Back to Issue Eighteen.

Selected Autobiography

BY GABRIEL WELSCH

 

We found a garden in its wild state.
We ate bedrock and moved amid rivers.
The first sounds were a dying car
wheezing against winter, plastic bag
window shivering. We played
at life on the move. The summers
reinvented oceans. We stayed
in a succession of sleeping bags.
We practiced legends about cities
near which we lived.
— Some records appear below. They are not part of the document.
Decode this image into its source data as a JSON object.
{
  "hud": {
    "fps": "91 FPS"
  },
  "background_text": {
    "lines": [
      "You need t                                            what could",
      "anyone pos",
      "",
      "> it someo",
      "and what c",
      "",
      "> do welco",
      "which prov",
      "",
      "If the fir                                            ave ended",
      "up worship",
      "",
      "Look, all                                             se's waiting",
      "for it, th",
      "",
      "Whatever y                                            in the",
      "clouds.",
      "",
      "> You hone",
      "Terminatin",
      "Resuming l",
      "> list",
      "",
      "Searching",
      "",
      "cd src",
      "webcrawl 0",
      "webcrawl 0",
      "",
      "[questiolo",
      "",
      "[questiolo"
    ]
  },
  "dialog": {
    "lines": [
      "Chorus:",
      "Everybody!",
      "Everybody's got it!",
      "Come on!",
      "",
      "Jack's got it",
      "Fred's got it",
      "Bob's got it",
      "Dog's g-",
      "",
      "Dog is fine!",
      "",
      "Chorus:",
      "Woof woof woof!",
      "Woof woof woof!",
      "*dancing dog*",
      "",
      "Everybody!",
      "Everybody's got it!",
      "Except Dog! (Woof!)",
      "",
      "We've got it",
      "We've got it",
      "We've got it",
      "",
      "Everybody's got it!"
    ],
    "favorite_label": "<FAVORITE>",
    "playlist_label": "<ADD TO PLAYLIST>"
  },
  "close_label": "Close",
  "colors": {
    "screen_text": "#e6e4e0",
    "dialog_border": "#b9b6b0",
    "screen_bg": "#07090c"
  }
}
The birds
were ones we had always known.
Only the trees would change.
We expressed variant selves
in a calligraphy of nerves.
We discovered all we thought good
mattered less than we thought.
In a rain of conversation, we nested
in the gaps, took draughts of air.
The measures, we know, were
what questions we made.
We met knowing and made possibility.
We found each other in the grasses,
in the gravel at roadside, in the country.

Gabriel Welsch writes fiction and poetry, and is the author of four collection of poems, the most recent being The Four Horsepersons of a Disappointing Apocalypse. His work has appeared in Ted Kooser’s American Life in Poetry, on Verse Daily, and recently in Chautauqua, Gulf Coast, Mid-American Review, Ascent, and Prime Number. He had a story included as a Distinguished Story in The Best American Short Stories 2012. Welsch lives in Huntingdon, Pennsylvania, with his family, works as vice president of advancement and marketing at Juniata College, and teaches occasionally at the Chautauqua Writer’s Center.